この間、みょうに顔を赤くして帰ってきたと思ったら、今日は門限を20時から21時にしてほしいと言い出した。
「なぜ21時に変更したい?」
「こ、これから予備校とか行くのに20時じゃ守れそうにないじゃない」
「そういうときは仕方ないけど、遊びに行くときには差し障りはないよな?」
「そ、そうだけど」
まあ察するに内藤駿介と会う時間がほしいってことだろう。でも、あいつに平日会う時間なんかこれからあるのか?
「ふーん。ま、いいんじゃない?俺もいつまでも苑子にかまってられないし」
「ほんと?」
「ああ。予備校に行くときは21時。他の用事のときは20時ね」
「えっ、なんで」
「遊びに行くときは20時で差し障りがないんだろ?ならいいじゃないか」
「でででもっ、これからコンサートとか芝居とか行くかもしれないじゃない」
「それはそれだろ。それとも苑子は俺にウソついてまで門限伸ばしたいわけ?」
俺がそう言うと、苑子はグッと黙って何も言えなくなってしまった。だいたい俺に言い返そうなんて、100万年早いのだ。

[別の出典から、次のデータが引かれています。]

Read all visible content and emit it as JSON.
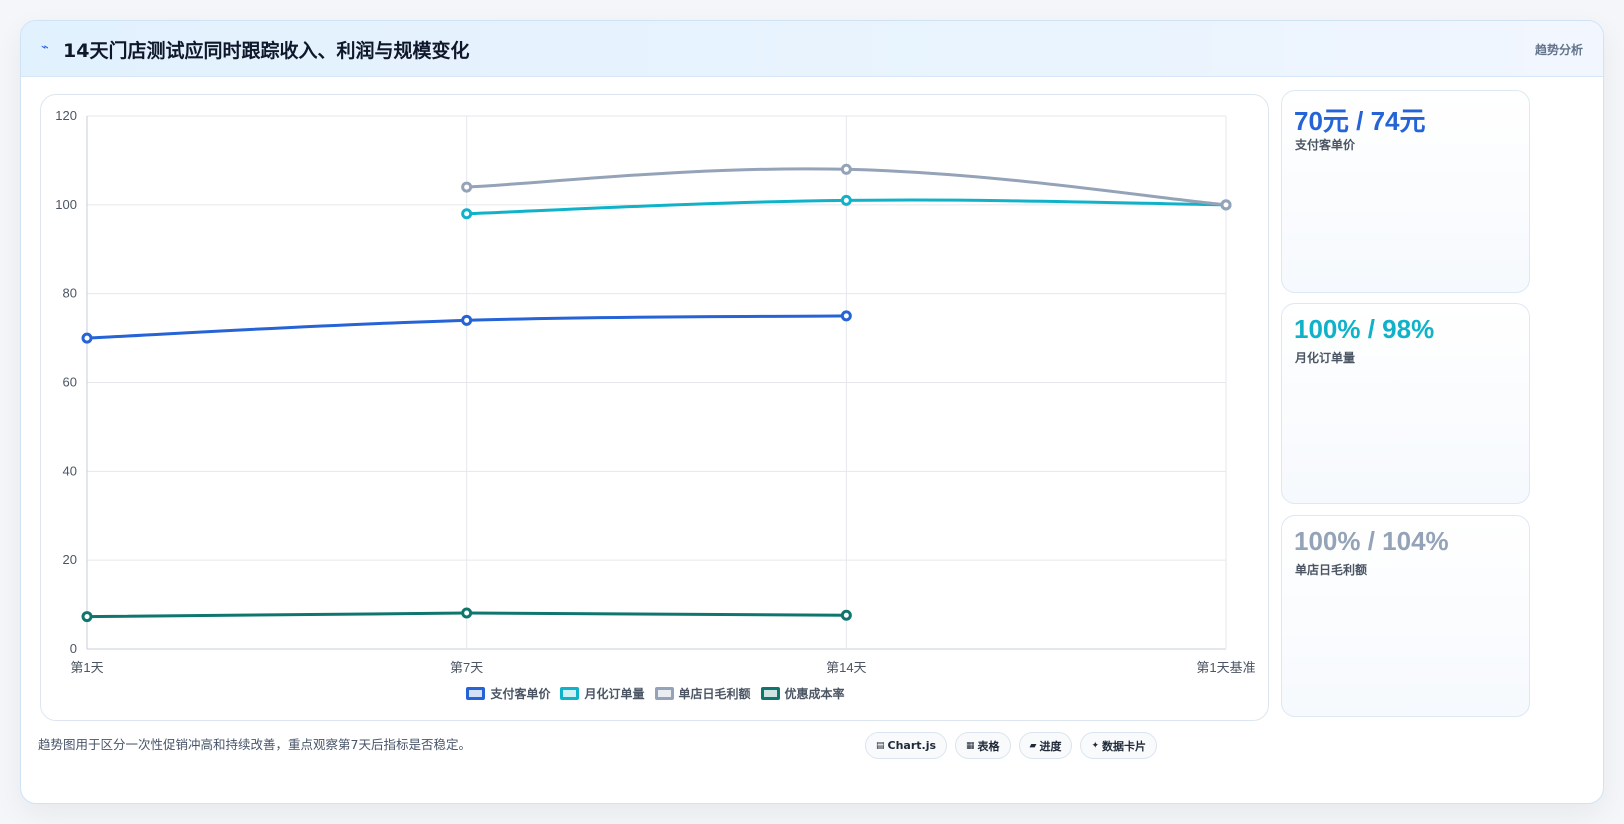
{
  "header": {
    "title": "14天门店测试应同时跟踪收入、利润与规模变化",
    "title_icon": "trend-bolt-icon",
    "tag": "趋势分析"
  },
  "chart_data": {
    "type": "line",
    "categories": [
      "第1天",
      "第7天",
      "第14天",
      "第1天基准"
    ],
    "ylim": [
      0,
      120
    ],
    "yticks": [
      0,
      20,
      40,
      60,
      80,
      100,
      120
    ],
    "grid": true,
    "legend_position": "bottom",
    "series": [
      {
        "name": "支付客单价",
        "color": "#2563d6",
        "values": [
          70,
          74,
          75,
          null
        ]
      },
      {
        "name": "月化订单量",
        "color": "#10b2c9",
        "values": [
          null,
          98,
          101,
          100
        ]
      },
      {
        "name": "单店日毛利额",
        "color": "#94a3b8",
        "values": [
          null,
          104,
          108,
          100
        ]
      },
      {
        "name": "优惠成本率",
        "color": "#0f766e",
        "values": [
          7.3,
          8.1,
          7.6,
          null
        ]
      }
    ]
  },
  "kpis": [
    {
      "value": "70元 / 74元",
      "label": "支付客单价",
      "color": "#2563d6"
    },
    {
      "value": "100% / 98%",
      "label": "月化订单量",
      "color": "#10b2c9"
    },
    {
      "value": "100% / 104%",
      "label": "单店日毛利额",
      "color": "#94a3b8"
    }
  ],
  "footer": {
    "note": "趋势图用于区分一次性促销冲高和持续改善，重点观察第7天后指标是否稳定。",
    "chips": [
      {
        "icon": "chart-icon",
        "glyph": "▤",
        "label": "Chart.js"
      },
      {
        "icon": "table-icon",
        "glyph": "▦",
        "label": "表格"
      },
      {
        "icon": "progress-icon",
        "glyph": "▰",
        "label": "进度"
      },
      {
        "icon": "data-card-icon",
        "glyph": "✦",
        "label": "数据卡片"
      }
    ]
  }
}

だからといって、苑子が不機嫌になるのを見てるのは兄としては辛い。まあ、今日は懐柔策があるから何とかなるだろう。
「門限の話はここまでだな。苑子、これ食べるだろ?」
「・・・なに?」
苑子はちょっとむくれたまま、俺が渡した袋の中身をみて、なぜか動揺している。
「どうした苑子、初恋ショコラ好きだろ? “ケーキとぼくのキス、どっちがすき?”だっけ。さすがに俺も買うのがちょっと恥ずかしかったよ」
「!!!そ、そうだよね。おりくんでも恥ずかしいんだ・・・でも、買ってきてくれてありがと」
そういうと、苑子は受け取った袋を冷蔵庫にしまった。
「なんだ、食べないのか」
「う、うんっ。き、今日はいいや。あ!私、課題しなくちゃ」
そういうと苑子はあたふたと自分の部屋へ行ってしまった。あれは内藤となんかあったな。
次の日、大学に顔を出し、あちこちうろうろしながらお目当ての男をつかまえた。ちょうど1人で、なんと好都合な。
「やあ内藤くん」
「こんにちは伊織さん」
「大学には慣れた?」
「もう半年以上たってますから、さすがに慣れました」
「ところで、今時間ある?」
「はい」
俺たちは学食の奥まった場所に落ち着いた。講義の話などをしてリラックスさせてから本題に切り込む。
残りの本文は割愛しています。